A groundbreaking ceremony for a Norton based tile manufacturing company which was to be presided over by Vice President Kembo Mohadi last Friday had to be postponed indefinitely after it emerged that the Chinese-owned company had no EIA certificate.
Chinese companies have a history of flouting local laws.

A research survey conducted by the Zimbabwe Congress of Trade Unions on Chinese investments into the country found that the Chinese have developed a negative reputation when it comes to business ethics. These include not paying workers on time or paying below minimum wage; having no regard for the environment, employing very few locals and flouting the law while saddling local governments with huge debt.

Zimbabwe Congress of Trade Unions secretary general, Japhet Moyo, said a survey conducted on Chinese investments into the country found that they had a bad work ethic.

“We previously did a study on Chinese investment into southern Africa and Africa as a whole and found that the Chinese have a bad work ethic when doing business.

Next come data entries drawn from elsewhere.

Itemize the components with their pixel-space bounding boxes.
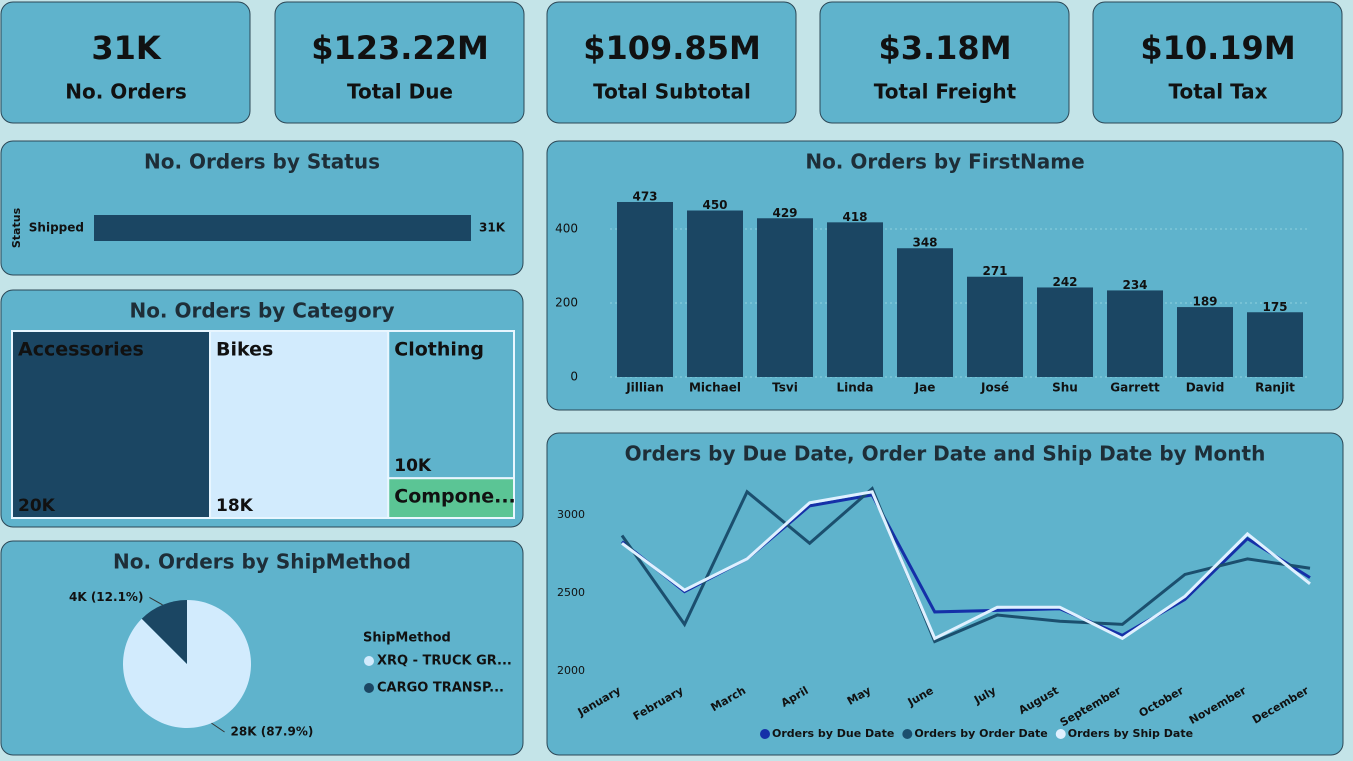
pie-slice [123,600,252,728]
chart-title: No. Orders by ShipMethod [113,550,411,574]
legend-label: XRQ - TRUCK GR... [377,654,512,669]
chart-title: No. Orders by FirstName [805,150,1084,174]
chart-title: No. Orders by Category [129,299,394,323]
panel [546,1,797,124]
x-tick-label: Tsvi [772,381,798,395]
kpi-label: Total Subtotal [593,80,751,104]
panel [0,1,251,124]
x-tick-label: Jae [914,381,936,395]
chart-title: No. Orders by Status [144,150,380,174]
tile-label: Bikes [216,339,273,361]
legend-label: Orders by Due Date [772,727,894,740]
chart-title: Orders by Due Date, Order Date and Ship … [625,442,1266,466]
bar [827,222,883,377]
data-label: 348 [912,236,937,250]
treemap-tile [387,477,516,519]
data-label: 271 [982,264,1007,278]
bar [687,210,743,377]
bar [617,201,673,377]
panel [819,1,1070,124]
panel [0,540,524,756]
legend-label: Orders by Order Date [914,727,1047,740]
legend-marker [364,683,374,693]
x-tick-label: Shu [1052,381,1078,395]
data-label: 31K [479,221,506,235]
data-label: 234 [1122,278,1147,292]
panel [0,140,524,276]
legend-marker [364,656,374,666]
x-tick-label: Ranjit [1255,381,1295,395]
bar [897,248,953,377]
bar [94,215,471,241]
panel [546,432,1344,756]
data-label: 28K (87.9%) [231,725,314,739]
legend-label: Orders by Ship Date [1068,727,1193,740]
panel [274,1,525,124]
series-line [620,486,1311,644]
y-tick-label: 2500 [557,586,585,599]
data-label: 189 [1192,295,1217,309]
data-label: 450 [702,198,727,212]
kpi-label: No. Orders [65,80,187,104]
bar [967,276,1023,377]
x-tick-label: David [1186,381,1225,395]
y-tick-label: 0 [570,370,578,384]
tile-value: 10K [394,456,432,476]
tile-value: 18K [216,496,254,516]
data-label: 473 [632,189,657,203]
y-tick-label: 3000 [557,508,585,521]
tile-label: Clothing [394,339,484,361]
legend-title: ShipMethod [363,631,451,646]
kpi-value: $3.18M [878,29,1011,67]
x-tick-label: Linda [837,381,874,395]
bar [1177,307,1233,377]
tile-label: Compone... [394,486,516,508]
bar [1247,312,1303,377]
kpi-label: Total Freight [874,80,1017,104]
treemap-tile [11,330,212,519]
kpi-value: $123.22M [311,29,489,67]
legend-marker [760,729,770,739]
bar [757,218,813,377]
series-line [621,490,1311,641]
leader-line [149,597,163,606]
y-tick-label: 200 [555,296,578,310]
data-label: 242 [1052,275,1077,289]
data-label: 429 [772,206,797,220]
kpi-label: Total Due [347,80,453,104]
x-tick-label: Garrett [1110,381,1160,395]
legend-marker [902,729,913,739]
kpi-value: 31K [91,29,162,67]
x-tick-label: José [980,381,1009,395]
treemap-tile [387,330,516,480]
tile-label: Accessories [18,339,144,361]
kpi-value: $10.19M [1140,29,1295,67]
bar [1107,290,1163,377]
data-label: 418 [842,210,867,224]
y-tick-label: 2000 [557,664,585,677]
leader-line [211,722,225,733]
tile-value: 20K [18,496,56,516]
treemap-tile [209,330,390,519]
category-label: Shipped [29,221,84,235]
y-axis-title: Status [10,207,23,248]
data-label: 175 [1262,300,1287,314]
legend-label: CARGO TRANSP... [377,681,504,696]
data-label: 4K (12.1%) [69,590,143,604]
panel [1092,1,1343,124]
bar [1037,287,1093,377]
x-tick-label: Michael [689,381,741,395]
kpi-value: $109.85M [583,29,761,67]
kpi-label: Total Tax [1168,80,1267,104]
legend-marker [1055,729,1066,739]
x-tick-label: Jillian [625,381,664,395]
pie-slice [141,600,187,664]
y-tick-label: 400 [555,222,578,236]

These bad practices include not paying workers on time, underpaying workers or paying the workers way below minimum wage. We have even found that some of these Chinese businesses keep most of the money they earn and do not bank it,” Moyo said.

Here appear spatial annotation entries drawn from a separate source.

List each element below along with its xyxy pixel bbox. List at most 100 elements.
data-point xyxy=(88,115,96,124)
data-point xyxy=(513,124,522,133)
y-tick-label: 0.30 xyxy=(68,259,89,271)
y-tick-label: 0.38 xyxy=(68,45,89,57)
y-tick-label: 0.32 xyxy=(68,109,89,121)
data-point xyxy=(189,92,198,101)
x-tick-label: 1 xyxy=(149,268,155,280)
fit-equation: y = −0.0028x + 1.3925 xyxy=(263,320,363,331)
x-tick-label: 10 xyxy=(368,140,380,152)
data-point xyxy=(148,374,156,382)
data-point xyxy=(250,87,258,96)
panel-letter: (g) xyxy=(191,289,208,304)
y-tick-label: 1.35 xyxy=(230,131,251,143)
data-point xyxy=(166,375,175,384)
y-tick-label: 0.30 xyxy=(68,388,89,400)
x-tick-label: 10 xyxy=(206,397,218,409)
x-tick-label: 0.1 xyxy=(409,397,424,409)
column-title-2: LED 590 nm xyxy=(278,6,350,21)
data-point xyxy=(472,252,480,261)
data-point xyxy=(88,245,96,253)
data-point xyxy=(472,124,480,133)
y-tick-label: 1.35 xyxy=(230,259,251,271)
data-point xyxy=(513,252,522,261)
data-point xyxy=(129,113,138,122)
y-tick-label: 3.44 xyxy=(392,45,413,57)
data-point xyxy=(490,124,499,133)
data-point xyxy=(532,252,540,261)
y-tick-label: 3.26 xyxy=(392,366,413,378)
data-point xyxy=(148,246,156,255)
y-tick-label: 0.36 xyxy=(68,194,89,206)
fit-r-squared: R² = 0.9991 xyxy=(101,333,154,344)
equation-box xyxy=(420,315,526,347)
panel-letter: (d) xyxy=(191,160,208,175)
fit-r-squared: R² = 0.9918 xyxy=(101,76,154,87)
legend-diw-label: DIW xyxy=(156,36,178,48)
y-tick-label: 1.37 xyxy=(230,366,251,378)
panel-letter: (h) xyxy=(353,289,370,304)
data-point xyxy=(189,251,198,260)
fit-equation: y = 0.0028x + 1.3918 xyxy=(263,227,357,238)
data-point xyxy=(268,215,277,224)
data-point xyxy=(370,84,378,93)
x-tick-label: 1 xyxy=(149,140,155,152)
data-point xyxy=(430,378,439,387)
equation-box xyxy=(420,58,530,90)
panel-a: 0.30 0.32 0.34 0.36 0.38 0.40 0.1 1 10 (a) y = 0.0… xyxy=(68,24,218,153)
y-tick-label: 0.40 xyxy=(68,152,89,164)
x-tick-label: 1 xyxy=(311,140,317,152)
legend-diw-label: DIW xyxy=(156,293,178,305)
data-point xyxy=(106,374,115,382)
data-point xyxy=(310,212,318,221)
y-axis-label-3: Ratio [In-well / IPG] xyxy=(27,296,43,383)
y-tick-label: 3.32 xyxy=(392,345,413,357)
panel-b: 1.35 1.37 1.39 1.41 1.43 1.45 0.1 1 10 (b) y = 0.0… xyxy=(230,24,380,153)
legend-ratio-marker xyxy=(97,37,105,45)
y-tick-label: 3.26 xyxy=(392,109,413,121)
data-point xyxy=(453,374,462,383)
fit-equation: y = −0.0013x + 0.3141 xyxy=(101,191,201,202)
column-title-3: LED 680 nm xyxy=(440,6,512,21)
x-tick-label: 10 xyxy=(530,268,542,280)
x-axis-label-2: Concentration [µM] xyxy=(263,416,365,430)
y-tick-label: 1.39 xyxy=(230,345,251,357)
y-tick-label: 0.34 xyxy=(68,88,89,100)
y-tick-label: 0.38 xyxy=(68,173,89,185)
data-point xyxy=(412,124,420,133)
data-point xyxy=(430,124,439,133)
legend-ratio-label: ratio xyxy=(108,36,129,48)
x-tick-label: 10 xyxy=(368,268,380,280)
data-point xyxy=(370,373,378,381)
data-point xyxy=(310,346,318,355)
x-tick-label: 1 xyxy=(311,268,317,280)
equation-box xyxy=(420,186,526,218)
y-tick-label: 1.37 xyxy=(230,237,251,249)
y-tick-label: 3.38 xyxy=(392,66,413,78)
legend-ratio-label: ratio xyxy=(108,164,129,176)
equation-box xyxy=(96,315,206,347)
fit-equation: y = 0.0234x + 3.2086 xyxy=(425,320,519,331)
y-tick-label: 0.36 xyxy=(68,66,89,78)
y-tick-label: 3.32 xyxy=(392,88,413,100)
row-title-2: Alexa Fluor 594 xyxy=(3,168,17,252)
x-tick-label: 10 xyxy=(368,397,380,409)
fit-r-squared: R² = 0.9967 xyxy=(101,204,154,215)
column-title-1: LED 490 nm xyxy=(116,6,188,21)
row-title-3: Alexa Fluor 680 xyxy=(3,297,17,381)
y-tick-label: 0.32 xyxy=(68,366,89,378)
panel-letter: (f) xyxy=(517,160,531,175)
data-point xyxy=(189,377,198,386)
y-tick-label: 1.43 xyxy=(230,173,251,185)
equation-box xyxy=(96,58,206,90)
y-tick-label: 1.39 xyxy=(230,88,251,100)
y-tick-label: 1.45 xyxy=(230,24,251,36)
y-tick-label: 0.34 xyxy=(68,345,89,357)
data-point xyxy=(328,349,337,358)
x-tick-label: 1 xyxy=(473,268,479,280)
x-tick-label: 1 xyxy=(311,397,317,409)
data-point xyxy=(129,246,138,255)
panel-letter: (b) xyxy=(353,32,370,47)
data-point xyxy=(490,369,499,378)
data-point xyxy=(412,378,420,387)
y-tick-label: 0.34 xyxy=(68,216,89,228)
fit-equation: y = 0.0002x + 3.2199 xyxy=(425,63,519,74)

“We found that a lot of these businesses do not follow the law. We have tried reporting to the ministry of Labour, but they have not been helped as we have discovered most of the Chinese people or firms we were reporting had got political links. Government also seems to not want to deal with them, because as long as they build a bridge or power station, for them (government), they remain quiet.”

A 1998 agreement between Zimbabwe and China gives great leeway to the Asian country.

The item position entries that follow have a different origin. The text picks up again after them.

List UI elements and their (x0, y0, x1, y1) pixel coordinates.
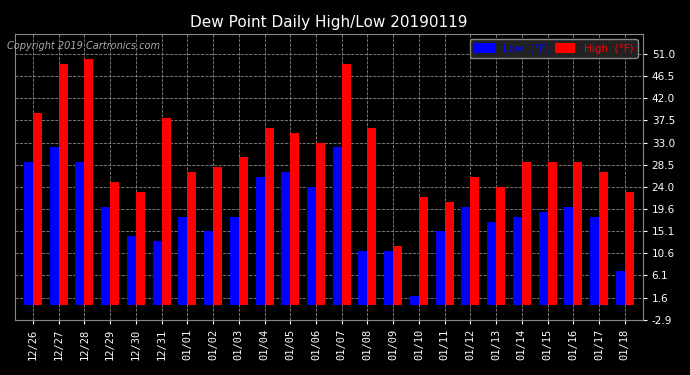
Bar (152, 241, 161, 305)
Bar (564, 207, 573, 305)
Bar (435, 231, 444, 305)
Bar (84, 58, 93, 305)
Bar (333, 147, 342, 305)
Bar (368, 128, 377, 305)
Bar (471, 177, 480, 305)
Bar (487, 222, 496, 305)
Bar (59, 63, 68, 305)
Bar (522, 162, 531, 305)
Bar (573, 162, 582, 305)
Bar (419, 197, 428, 305)
Bar (410, 296, 419, 305)
Bar (50, 147, 59, 305)
Bar (127, 236, 136, 305)
Bar (136, 192, 145, 305)
Bar (444, 202, 453, 305)
Bar (358, 251, 368, 305)
Bar (307, 187, 316, 305)
Bar (75, 162, 84, 305)
Bar (342, 63, 351, 305)
Bar (204, 231, 213, 305)
Text: Copyright 2019 Cartronics.com: Copyright 2019 Cartronics.com (7, 41, 160, 51)
Bar (548, 162, 557, 305)
Bar (24, 162, 33, 305)
Bar (110, 182, 119, 305)
Bar (590, 217, 599, 305)
Bar (496, 187, 505, 305)
Bar (33, 113, 42, 305)
Bar (384, 251, 393, 305)
Bar (393, 246, 402, 305)
Bar (255, 177, 264, 305)
Bar (101, 207, 110, 305)
Bar (599, 172, 608, 305)
Bar (161, 118, 170, 305)
Bar (188, 172, 197, 305)
Bar (178, 217, 188, 305)
Bar (264, 128, 273, 305)
Bar (513, 217, 522, 305)
Bar (538, 211, 548, 305)
Bar (624, 192, 633, 305)
Bar (316, 142, 325, 305)
Legend: Low  (°F), High  (°F): Low (°F), High (°F) (470, 39, 638, 58)
Title: Dew Point Daily High/Low 20190119: Dew Point Daily High/Low 20190119 (190, 15, 468, 30)
Bar (462, 207, 471, 305)
Bar (290, 133, 299, 305)
Bar (213, 167, 222, 305)
Bar (282, 172, 290, 305)
Bar (615, 271, 624, 305)
Bar (239, 158, 248, 305)
Bar (230, 217, 239, 305)
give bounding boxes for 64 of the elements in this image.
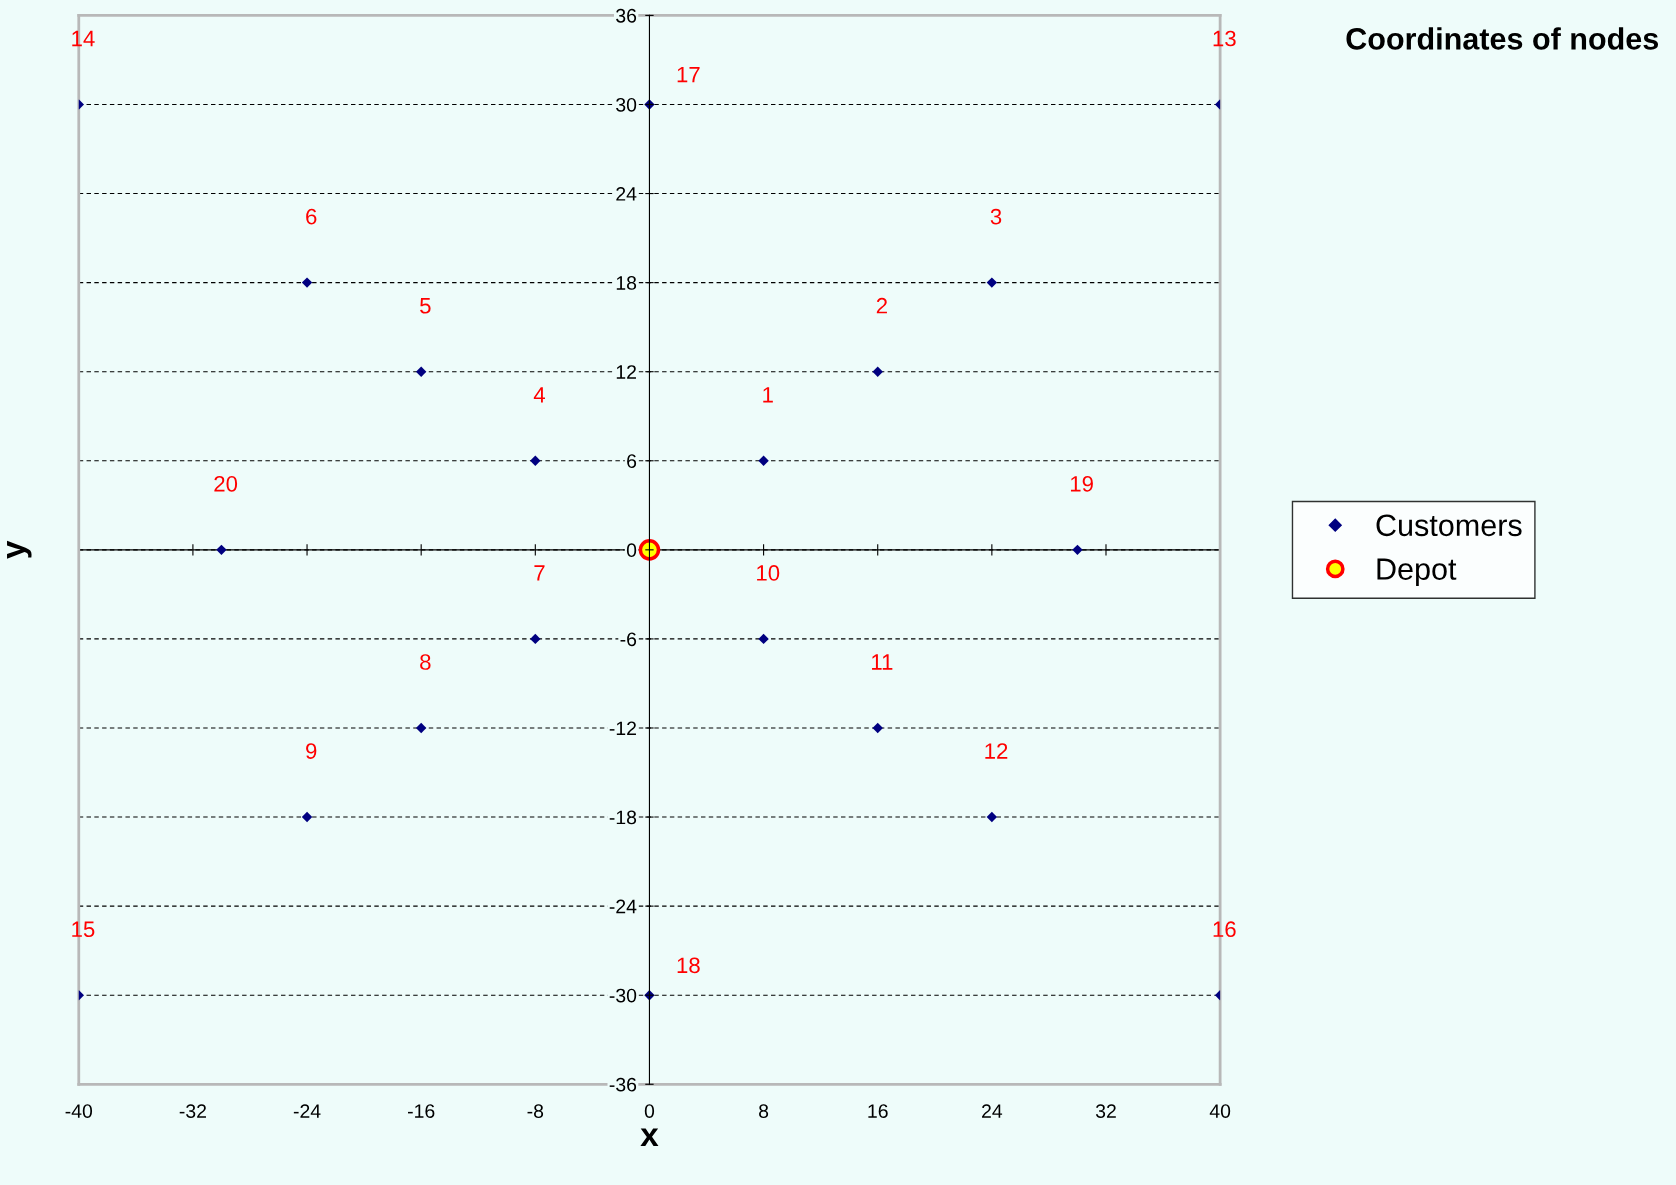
y-tick-label: 30 (616, 97, 637, 112)
point (415, 722, 427, 734)
x-tick-label: 0 (644, 1104, 655, 1118)
x-tick-label: -16 (407, 1104, 435, 1118)
x-tick-label: -8 (527, 1104, 544, 1118)
x-tick-label: 8 (759, 1104, 769, 1118)
annotation: 9 (306, 743, 317, 759)
annotation: 7 (534, 565, 545, 581)
annotation: 19 (1070, 475, 1093, 492)
annotation: 6 (306, 208, 317, 225)
x-axis-title: x (640, 1128, 659, 1146)
y-tick-label: 12 (616, 365, 636, 379)
y-tick-label: -36 (609, 1077, 637, 1092)
annotation: 10 (757, 565, 780, 581)
annotation: 2 (876, 297, 887, 314)
point (758, 455, 769, 466)
y-tick-label: 18 (616, 276, 637, 290)
point (986, 277, 998, 288)
y-tick-label: -18 (609, 810, 637, 825)
annotation: 1 (763, 387, 773, 403)
annotation: 18 (677, 957, 700, 974)
point (301, 277, 313, 288)
annotation: 17 (677, 66, 700, 83)
point (758, 633, 769, 645)
legend-label: Depot (1377, 558, 1457, 586)
point (530, 633, 541, 645)
annotation: 20 (214, 475, 238, 492)
y-axis-title: y (7, 540, 32, 559)
point (301, 811, 313, 823)
y-tick-label: -6 (620, 632, 637, 647)
annotation: 16 (1213, 921, 1236, 938)
point (986, 811, 998, 823)
annotation: 5 (420, 298, 431, 314)
point (872, 366, 883, 377)
annotation: 14 (72, 30, 95, 47)
annotation: 8 (420, 654, 431, 670)
point (216, 544, 227, 556)
annotation: 4 (533, 387, 546, 403)
annotation: 11 (872, 654, 893, 670)
point (530, 455, 541, 466)
legend-label: Customers (1376, 514, 1522, 537)
x-tick-label: 40 (1209, 1104, 1231, 1118)
annotation: 13 (1213, 30, 1236, 47)
y-tick-label: 24 (616, 187, 637, 201)
point (1072, 544, 1083, 556)
x-tick-label: -24 (293, 1104, 321, 1118)
y-tick-label: 36 (616, 8, 637, 23)
x-tick-label: 24 (982, 1104, 1003, 1118)
x-tick-label: -32 (179, 1104, 206, 1118)
y-tick-label: -12 (609, 721, 636, 736)
y-tick-label: -30 (609, 988, 637, 1003)
point (638, 539, 661, 561)
x-tick-label: 16 (868, 1104, 888, 1118)
text: Coordinates of nodes (1346, 27, 1659, 50)
annotation: 12 (985, 743, 1008, 759)
y-tick-label: 6 (627, 454, 637, 468)
x-tick-label: -40 (65, 1104, 93, 1118)
annotation: 15 (72, 921, 95, 938)
x-tick-label: 32 (1095, 1104, 1116, 1118)
annotation: 3 (990, 208, 1002, 225)
y-tick-label: 0 (626, 543, 637, 558)
point (415, 366, 427, 377)
y-tick-label: -24 (609, 899, 637, 914)
point (872, 722, 883, 734)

Article 4 of the agreement, stipulates that “neither contracting party shall expropriate, nationalise or take similar measures against investments of investors of the other contracting party in its territory, unless the following conditions are met; for public interest, under domestic legal procedure, without discrimination and against compensation”.

Article 8 of the agreement stipulates that “any dispute between the contracting parties concerning the interpretation or application of this agreement shall, as far as possible, be settled by consultation through diplomatic channels”.